Mi capita spesso di sentire espressioni tipo: «quella persona ha una grande fede» o «la mia fede è piccola». In realtà non esiste uno strumento che possa misurare la “quantità” di fede che ognuno di noi possiede; la recita del credo può essere un’occasione per interrogarci sulla capacità di fidarci di Dio. Quando recito il credo faccio diventare mia la richiesta che un giorno il padre di un ragazzo fece a Gesù: «Credo;  aiuta la mia incredulità!» (Mc 9, 24).

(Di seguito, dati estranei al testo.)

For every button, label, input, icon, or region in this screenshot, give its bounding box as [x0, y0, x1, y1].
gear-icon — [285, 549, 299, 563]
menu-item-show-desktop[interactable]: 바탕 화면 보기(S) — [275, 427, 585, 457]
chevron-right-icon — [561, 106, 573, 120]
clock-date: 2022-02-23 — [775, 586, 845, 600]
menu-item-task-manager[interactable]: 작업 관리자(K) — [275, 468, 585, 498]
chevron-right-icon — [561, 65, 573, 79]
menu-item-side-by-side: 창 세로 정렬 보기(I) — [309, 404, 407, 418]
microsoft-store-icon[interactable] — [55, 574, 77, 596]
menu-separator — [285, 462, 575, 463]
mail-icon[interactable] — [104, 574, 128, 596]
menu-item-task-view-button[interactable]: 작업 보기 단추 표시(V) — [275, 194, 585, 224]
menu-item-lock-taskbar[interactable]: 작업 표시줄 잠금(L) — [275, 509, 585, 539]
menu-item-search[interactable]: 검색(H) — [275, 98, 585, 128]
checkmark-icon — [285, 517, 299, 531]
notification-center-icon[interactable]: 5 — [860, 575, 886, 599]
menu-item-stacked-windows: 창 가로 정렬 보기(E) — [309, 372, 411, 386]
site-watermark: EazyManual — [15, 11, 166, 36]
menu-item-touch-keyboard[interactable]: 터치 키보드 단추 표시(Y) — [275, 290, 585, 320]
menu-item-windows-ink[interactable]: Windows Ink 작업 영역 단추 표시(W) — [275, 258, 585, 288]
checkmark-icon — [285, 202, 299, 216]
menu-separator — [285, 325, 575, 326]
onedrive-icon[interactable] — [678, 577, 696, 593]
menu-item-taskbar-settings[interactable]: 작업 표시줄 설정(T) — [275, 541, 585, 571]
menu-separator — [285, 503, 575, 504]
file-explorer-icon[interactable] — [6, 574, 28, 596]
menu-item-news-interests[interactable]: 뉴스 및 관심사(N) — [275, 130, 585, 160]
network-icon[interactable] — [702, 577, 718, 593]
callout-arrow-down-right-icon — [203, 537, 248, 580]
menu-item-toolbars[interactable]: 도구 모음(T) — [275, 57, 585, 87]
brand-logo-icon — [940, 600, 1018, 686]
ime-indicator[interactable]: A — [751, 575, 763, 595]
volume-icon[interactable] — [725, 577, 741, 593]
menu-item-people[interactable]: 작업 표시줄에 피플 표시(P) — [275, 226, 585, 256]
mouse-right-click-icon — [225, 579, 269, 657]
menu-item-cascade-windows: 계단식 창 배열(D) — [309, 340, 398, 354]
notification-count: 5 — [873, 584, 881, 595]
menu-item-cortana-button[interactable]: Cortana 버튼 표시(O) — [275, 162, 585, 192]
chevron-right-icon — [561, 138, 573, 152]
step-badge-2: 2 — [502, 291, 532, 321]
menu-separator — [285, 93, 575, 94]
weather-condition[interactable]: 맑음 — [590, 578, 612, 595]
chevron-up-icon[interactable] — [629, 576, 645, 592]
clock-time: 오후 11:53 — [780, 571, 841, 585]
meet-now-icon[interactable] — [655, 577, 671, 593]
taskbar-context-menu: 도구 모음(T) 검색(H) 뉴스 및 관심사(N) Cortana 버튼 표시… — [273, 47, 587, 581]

Sono certo che così il Signore mi aiuterà a vedere ciò che è invisibile agli occhi.

Ma c’è un’altra domanda che ultimamente è entrata nel mio cuore. Un giorno il cardinal Angelo Scola ha ricordato ai giovani che il martirio, visti i fatti di cronaca che vedevano in quei giorni molti cristiani uccisi, non era più un fatto lontano e ha chiesto ai giovani se, in quel momento, sarebbero stati disposti a dare la vita per Gesù. Quella domanda si è stampata nella mia mente e riaffiora ogni volta che recito il credo. Per questo, tra la varie formule che la liturgia ci offre per dire la nostra fede, preferisco quella delle promesse battesimali che ci chiede di rispondere “Credo” alle domande circa le verità più importanti della nostra fede. Mi piace, perché è un invito a mettersi in gioco in prima persona, a decidere se vogliamo seguire il Signore fino in fondo.